In total, Hannon invested nearly $130,000 in 14 health care companies last year, according to the New York Daily News.
“He is making decisions for the people of New York state, and at the same time he’s trying to make decisions on what’s going to happen in his pocket,” said Lisa Tyson, director of the Long Island Progressive Coalition. “One of the major ways to stop this is through publicly financed elections.”
Six labor groups marched outside the law offices of Farrell Fritz in RXR Plaza in Uniondale on Dec. 2, and demanded that Hannon, who is special counsel at the firm, either sever his ties to it or resign from the Senate. Farrell Fritz, one of the largest law firms on Long Island, represents health care companies.
As Health Committee chairman, Hannon had secured a $65,000 grant for Winthrop University Hospital. Farrell Fritz has represented the hospital periodically since 1993, and managing partner Charles M. Strain is the chairman of the hospital’s board of directors.
“Everything I have in terms of finances is public record,” Hannon said. “It has been since I got into public office. People know who I am, and there’s nothing else other than what’s there.”
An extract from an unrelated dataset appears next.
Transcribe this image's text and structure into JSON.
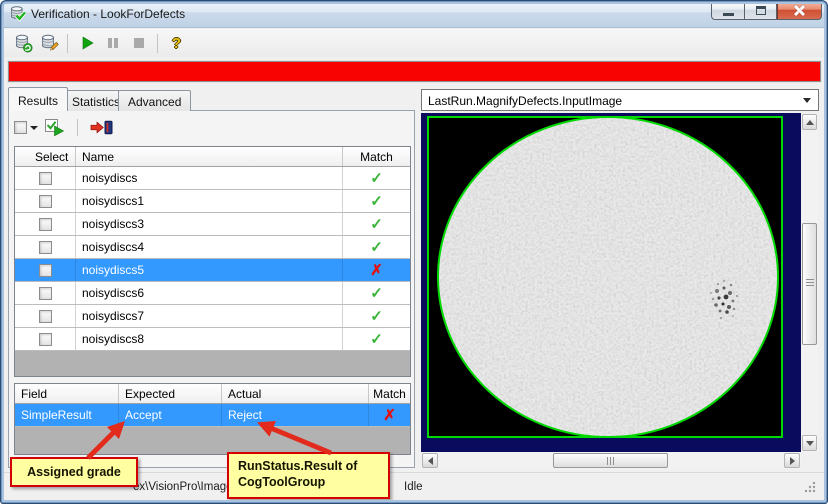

Hannon, 69, of Garden City, was first elected to the Senate in 1989, and was previously a member of the State Assembly. His district includes East Meadow, Franklin Square, Lakeview, Salisbury and parts of Seaford and Wantagh. He has been an attorney at Farrell Fritz since the 1980s.
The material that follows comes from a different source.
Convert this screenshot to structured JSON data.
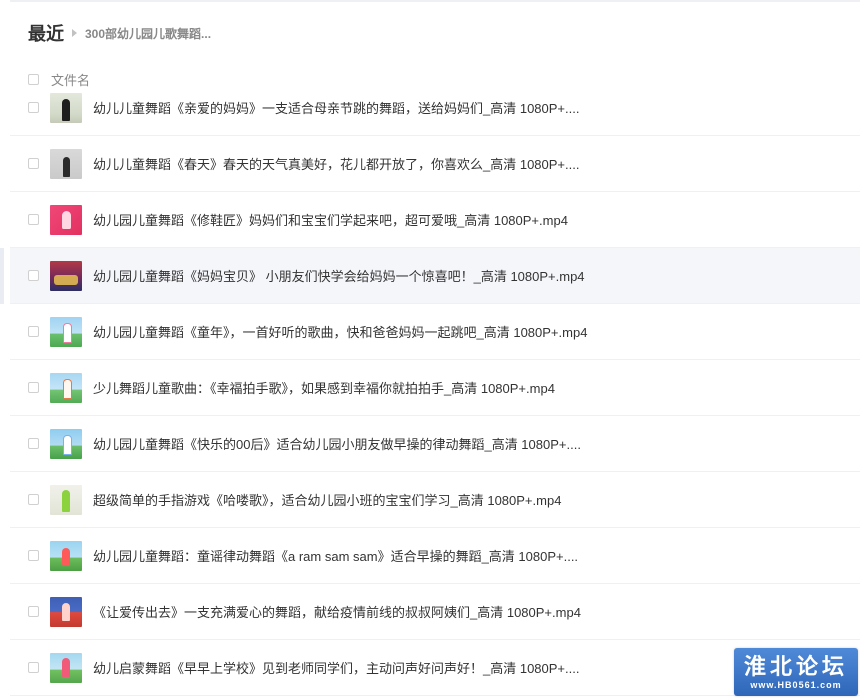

“There’s an ingrained culture of pay-to-play in Albany that’s too pervasive and needs to come to an end immediately,” said Michael Gendron, executive vice president of Communications Workers of America Local 1108. “We need leaders whose motives are good policy, good government, not a good payday.”
Hannon described the protest as politically motivated. He noted that the labor groups calling for his resignation are supporters of the Democratic Party.
“It’s immediately a political event obviously aimed at advancing an agenda to change control of the Senate majority this year,” he said. “All of the information that they’re talking about is something that’s been voluntarily put on my disclosure statements.”
In recent weeks there has been increased scrutiny of the political dealings of elected officials in Albany, with former Assembly Speaker Sheldon Silver, a Manhattan Democrat, convicted of corruption on Nov. 30, and former Senate Majority Leader Dean Skelos, a Republican from Rockville Center, currently on trial on charges of bribery and conspiracy charges.